网络安全系列-十七: Mothra 用于处理网络流量数据的库和工具的入门示例

网络安全系列-十七: Mothra 用于处理网络流量数据的库和工具的入门示例,第1张

什么是Mothra?

Mothra是Apache Spark大型数据分析引擎中用于处理网络流量数据的库和工具的集合
Mothra被设计用来存储和处理大量的网络流数据以及支持的信息集合

  • 库提供的功能:
    • 用于读取IPFIX和SiLK流量数据以及一些额外的SiLK数据文件的Apache Spark数据源
    • 提供有用的功能,用于处理网络数据中常见的信息,例如IP地址、TCP标志、端口号等。
  • 提供的工具包括:
    • 将IPFIX和SiLK数据加载到HDFS存储以供后续分析
    • 在加载IPFIX数据时进行分区以支持更有效的查询

IPFIX和SiLK流记录(见下文)通常以所谓的“五元组”为中心:

  • source IP address
  • destination IP address
  • source port
  • destination port
  • transport layer protocol
在spark-shell中的初体验

下载mothra的jar包及样例数据

  • mothra下载地址是:mothra download
  • 样例数据下载地址:fccx-sample.ipfix
spark-shell --jars mothra-1.5.1-bin/mothra_2.11-1.5.1-full.jar
import org.cert.netsa.mothra.datasources._
val df = spark.read.ipfix("file:///usr/local/zeppelin-0.10.0-bin-all/fccx-sample.ipfix")
df.show(1,0,true)
df.printSchema()
org.cert.netsa.util.versionInfo("mothra")
org.cert.netsa.util.versionInfo.detail("mothra")

读取数据 读取ipfix数据

ipfix的数据可以通过 yaf 产生,
注意:yaf.conf中需要开启如下2项配置:

  • YAF_ROTATE_LOCATION=
    If present, and YAF_IPFIX_PROTO is not present, write IPFIX files to the given file directory
  • YAF_ROTATE_TIME=30
    Rotate time. If present, and YAF_ROTATE_LOCATION is present, rotate files every YAF_ROTATE_TIME seconds. Default is 120.

如何读取ipfix数据,详见datasources ipfix

注意:

  • IPFIXFields.everything是显示IPFIX中的所有属性信息
  • IPFIXFields 的用法详见与IPFIX数据源相关的字段集合定义,主要的属性集如下:
    • core: Core IPFIX flow fields, including time and the 5-tuple.
    • default: Default flow fields, including core fields, label fields, counts, and TCP flags, all as described above.
    • everything: Accessible collection of all fields useful for working with YAF3 in particular.
import org.cert.netsa.mothra.datasources._
import org.cert.netsa.mothra.datasources.ipfix.IPFIXFields
val df = spark.read.fields(IPFIXFields.everything).ipfix("file:///usr/local/zeppelin-0.10.0-bin-all/yaf-data/*")
df.show(1,0,true)
df.printSchema()

import spark.implicits._
df.select("*").limit(10).show()

df.select("startTime","endTime","sourceIPAddress","sourcePort","destinationIPAddress","destinationPort","protocolIdentifier","packetCount","octetCount").where($"octetCount" > 10).limit(10).show()

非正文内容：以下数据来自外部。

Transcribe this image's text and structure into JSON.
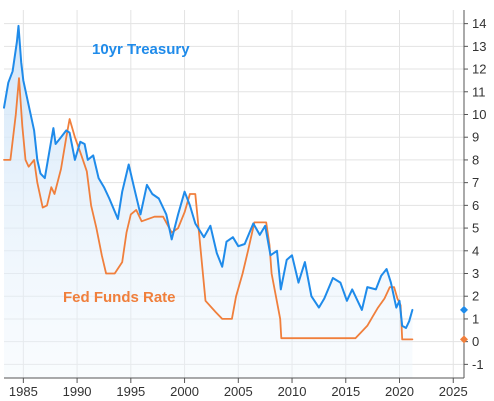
{
  "chart_data": {
    "type": "line",
    "title": "",
    "xlabel": "",
    "ylabel": "",
    "xlim": [
      1983.2,
      2026
    ],
    "ylim": [
      -1.6,
      14.6
    ],
    "y_ticks": [
      -1,
      0,
      1,
      2,
      3,
      4,
      5,
      6,
      7,
      8,
      9,
      10,
      11,
      12,
      13,
      14
    ],
    "x_ticks": [
      1985,
      1990,
      1995,
      2000,
      2005,
      2010,
      2015,
      2020,
      2025
    ],
    "grid": true,
    "y_axis_position": "right",
    "series": [
      {
        "name": "10yr Treasury",
        "color": "#1f8bea",
        "fill": "light-blue-gradient",
        "end_value": 1.4,
        "points": [
          [
            1983.2,
            10.3
          ],
          [
            1983.6,
            11.4
          ],
          [
            1984.0,
            11.9
          ],
          [
            1984.4,
            13.2
          ],
          [
            1984.55,
            13.9
          ],
          [
            1984.8,
            12.3
          ],
          [
            1985.0,
            11.5
          ],
          [
            1985.5,
            10.4
          ],
          [
            1986.0,
            9.3
          ],
          [
            1986.3,
            8.0
          ],
          [
            1986.6,
            7.4
          ],
          [
            1987.0,
            7.2
          ],
          [
            1987.4,
            8.3
          ],
          [
            1987.8,
            9.4
          ],
          [
            1988.0,
            8.7
          ],
          [
            1988.5,
            9.0
          ],
          [
            1989.0,
            9.3
          ],
          [
            1989.3,
            9.2
          ],
          [
            1989.8,
            8.0
          ],
          [
            1990.3,
            8.8
          ],
          [
            1990.7,
            8.7
          ],
          [
            1991.0,
            8.0
          ],
          [
            1991.5,
            8.2
          ],
          [
            1992.0,
            7.2
          ],
          [
            1992.5,
            6.8
          ],
          [
            1993.0,
            6.3
          ],
          [
            1993.8,
            5.4
          ],
          [
            1994.2,
            6.6
          ],
          [
            1994.8,
            7.8
          ],
          [
            1995.3,
            6.8
          ],
          [
            1995.9,
            5.6
          ],
          [
            1996.5,
            6.9
          ],
          [
            1997.0,
            6.5
          ],
          [
            1997.6,
            6.3
          ],
          [
            1998.3,
            5.6
          ],
          [
            1998.8,
            4.5
          ],
          [
            1999.4,
            5.6
          ],
          [
            2000.0,
            6.6
          ],
          [
            2000.5,
            6.0
          ],
          [
            2001.0,
            5.2
          ],
          [
            2001.8,
            4.6
          ],
          [
            2002.4,
            5.1
          ],
          [
            2003.0,
            3.9
          ],
          [
            2003.5,
            3.3
          ],
          [
            2003.9,
            4.4
          ],
          [
            2004.5,
            4.6
          ],
          [
            2005.0,
            4.2
          ],
          [
            2005.6,
            4.3
          ],
          [
            2006.4,
            5.2
          ],
          [
            2007.0,
            4.7
          ],
          [
            2007.5,
            5.1
          ],
          [
            2008.0,
            3.8
          ],
          [
            2008.6,
            4.0
          ],
          [
            2008.95,
            2.3
          ],
          [
            2009.5,
            3.6
          ],
          [
            2010.0,
            3.8
          ],
          [
            2010.6,
            2.6
          ],
          [
            2011.2,
            3.5
          ],
          [
            2011.8,
            2.0
          ],
          [
            2012.5,
            1.5
          ],
          [
            2013.0,
            1.9
          ],
          [
            2013.8,
            2.8
          ],
          [
            2014.5,
            2.6
          ],
          [
            2015.1,
            1.8
          ],
          [
            2015.6,
            2.3
          ],
          [
            2016.5,
            1.4
          ],
          [
            2017.0,
            2.4
          ],
          [
            2017.8,
            2.3
          ],
          [
            2018.3,
            2.9
          ],
          [
            2018.8,
            3.2
          ],
          [
            2019.2,
            2.6
          ],
          [
            2019.7,
            1.5
          ],
          [
            2020.0,
            1.8
          ],
          [
            2020.25,
            0.7
          ],
          [
            2020.6,
            0.6
          ],
          [
            2020.9,
            0.9
          ],
          [
            2021.2,
            1.4
          ]
        ]
      },
      {
        "name": "Fed Funds Rate",
        "color": "#f07f3c",
        "end_value": 0.1,
        "points": [
          [
            1983.2,
            8.0
          ],
          [
            1983.8,
            8.0
          ],
          [
            1984.3,
            10.0
          ],
          [
            1984.6,
            11.6
          ],
          [
            1984.9,
            9.5
          ],
          [
            1985.2,
            8.0
          ],
          [
            1985.5,
            7.7
          ],
          [
            1986.0,
            8.0
          ],
          [
            1986.3,
            7.0
          ],
          [
            1986.8,
            5.9
          ],
          [
            1987.2,
            6.0
          ],
          [
            1987.6,
            6.8
          ],
          [
            1987.9,
            6.5
          ],
          [
            1988.5,
            7.6
          ],
          [
            1989.0,
            9.0
          ],
          [
            1989.3,
            9.8
          ],
          [
            1989.8,
            9.0
          ],
          [
            1990.4,
            8.2
          ],
          [
            1990.9,
            7.5
          ],
          [
            1991.3,
            6.0
          ],
          [
            1991.8,
            5.0
          ],
          [
            1992.3,
            3.8
          ],
          [
            1992.7,
            3.0
          ],
          [
            1993.5,
            3.0
          ],
          [
            1994.2,
            3.5
          ],
          [
            1994.6,
            4.8
          ],
          [
            1995.0,
            5.6
          ],
          [
            1995.5,
            5.8
          ],
          [
            1996.0,
            5.3
          ],
          [
            1997.2,
            5.5
          ],
          [
            1998.0,
            5.5
          ],
          [
            1998.8,
            4.8
          ],
          [
            1999.4,
            5.0
          ],
          [
            2000.0,
            5.7
          ],
          [
            2000.5,
            6.5
          ],
          [
            2001.0,
            6.5
          ],
          [
            2001.2,
            5.5
          ],
          [
            2001.6,
            3.5
          ],
          [
            2001.95,
            1.8
          ],
          [
            2002.9,
            1.3
          ],
          [
            2003.5,
            1.0
          ],
          [
            2004.4,
            1.0
          ],
          [
            2004.8,
            2.0
          ],
          [
            2005.4,
            3.0
          ],
          [
            2005.9,
            4.0
          ],
          [
            2006.5,
            5.25
          ],
          [
            2007.6,
            5.25
          ],
          [
            2007.9,
            4.25
          ],
          [
            2008.1,
            3.0
          ],
          [
            2008.5,
            2.0
          ],
          [
            2008.9,
            1.0
          ],
          [
            2009.0,
            0.15
          ],
          [
            2015.9,
            0.15
          ],
          [
            2016.4,
            0.4
          ],
          [
            2017.0,
            0.7
          ],
          [
            2017.5,
            1.1
          ],
          [
            2018.0,
            1.5
          ],
          [
            2018.6,
            1.9
          ],
          [
            2019.1,
            2.4
          ],
          [
            2019.5,
            2.4
          ],
          [
            2019.8,
            1.9
          ],
          [
            2020.1,
            1.6
          ],
          [
            2020.25,
            0.1
          ],
          [
            2021.2,
            0.1
          ]
        ]
      }
    ]
  }
}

df.write.json("file:///usr/local/zeppelin-0.10.0-bin-all/json1")
读取silk数据

如何读取ipfix数据,详见datasources silk

SiLK属性集定义参见SilkFields

import org.cert.netsa.mothra.datasources._
import org.cert.netsa.mothra.datasources.silk.flow.SilkFields
val df = spark.read.fields(SilkFields.all).silkFlow("file:///usr/local/zeppelin-0.10.0-bin-all/silk-data")
df.show(1,0,true)
df.printSchema()

# 统计协议分布
df.createOrReplaceTempView("t_netflow")
spark.sql("select protocol,count(*) as total from t_netflow group by protocol").show()

# 按来源IP统计
spark.sql("select sIP,count(*) as total from t_netflow group by sIP order by total desc limit 10").show()

# 按目的IP统计
spark.sql("select dIP,count(*) as total from t_netflow group by dIP order by total desc limit 10").show()

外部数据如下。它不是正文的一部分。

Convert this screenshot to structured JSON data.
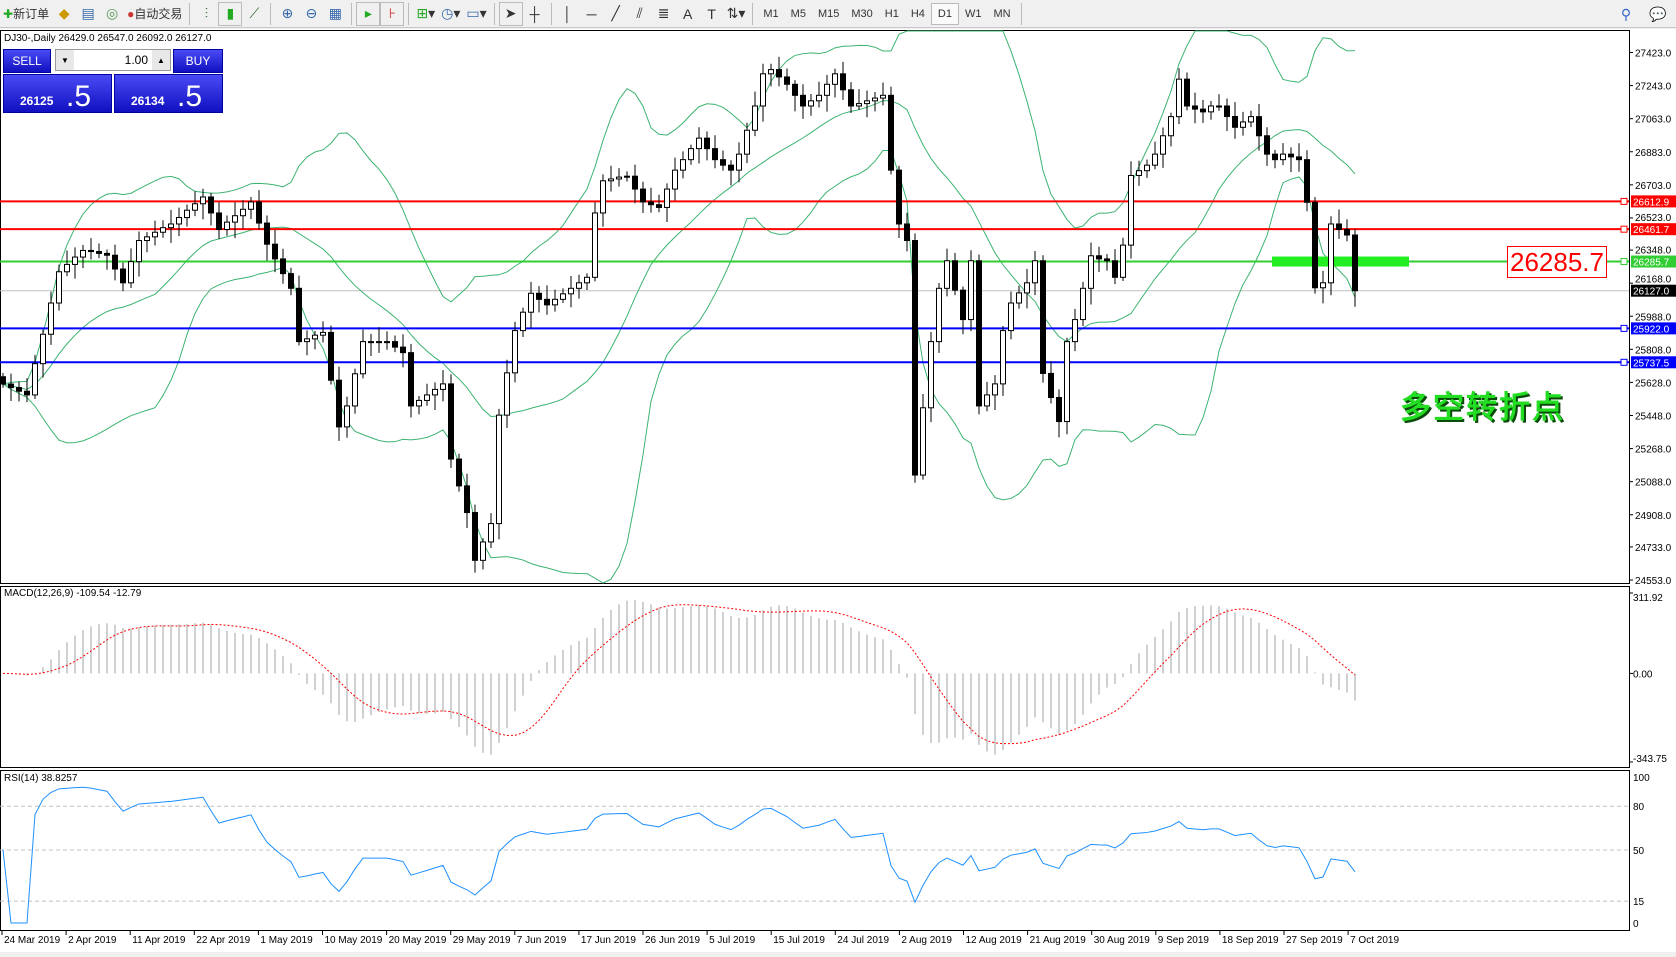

注意:mothra读取silk 仓库,产生的dataframe的schema如下图:

遇到的坑 读取silk数据产生SilkDataFormatException

spark读取silk数据产生dataframe,统计数量时,报SilkDataFormatException: Magic number does not match,
查看org.cert.netsa.io.silk.Header.scala源码 294行,原因是silk文件的前4位不等于magicNumber【magicNumber是0xdeadbeef】

  • 对应的源码如下:
private[this] def readHeader(in: DataInputStream): Header = {
    val magic = in.readInt()
    if ( magic != magicNumber ) {
      throw new SilkDataFormatException("Magic number does not match")
    }
    val fileFlags = in.readByte()
  • 解决方案:
    SiLK仓库目录中包含silk.conf配置文件,需要将这个文件删除。

  • 详细报错信息:

scala> df.count()
[Stage 7:>                                                          (0 + 1) / 1]22/04/21 10:33:14 ERROR SilkFileRelation: Failure opening stream for 'file:/usr/local/zeppelin-0.10.0-bin-all/silk-data/silk.conf'
org.cert.netsa.io.silk.SilkDataFormatException: Magic number does not match
        at org.cert.netsa.io.silk.Header$.readHeader(Header.scala:294)
        at org.cert.netsa.io.silk.Header$.readFrom(Header.scala:283)
        at org.cert.netsa.io.silk.RWRecReader$.ofInputStream(RWRecReader.scala:123)
        at org.cert.netsa.mothra.datasources.silk.flow.SilkFileRelation$$anonfun$buildScan$$anonfun$apply$$anonfun$apply.apply(SilkFileRelation.scala:97)
        at org.cert.netsa.mothra.datasources.silk.flow.SilkFileRelation$$anonfun$buildScan$$anonfun$apply$$anonfun$apply.apply(SilkFileRelation.scala:97)
        at scala.util.Try$.apply(Try.scala:192)
        at org.cert.netsa.mothra.datasources.silk.flow.SilkFileRelation$$anonfun$buildScan$$anonfun$apply.apply(SilkFileRelation.scala:96)
        at org.cert.netsa.mothra.datasources.silk.flow.SilkFileRelation$$anonfun$buildScan$$anonfun$apply.apply(SilkFileRelation.scala:88)
        at scala.collection.Iterator$$anon.nextCur(Iterator.scala:435)
        at scala.collection.Iterator$$anon.hasNext(Iterator.scala:441)
        at scala.collection.Iterator$$anon.hasNext(Iterator.scala:439)
        at scala.collection.Iterator$$anon.hasNext(Iterator.scala:409)
        at org.apache.spark.sql.catalyst.expressions.GeneratedClass$GeneratedIteratorForCodegenStage1.agg_doAggregateWithoutKey_0$(Unknown Source)
        at org.apache.spark.sql.catalyst.expressions.GeneratedClass$GeneratedIteratorForCodegenStage1.processNext(Unknown Source)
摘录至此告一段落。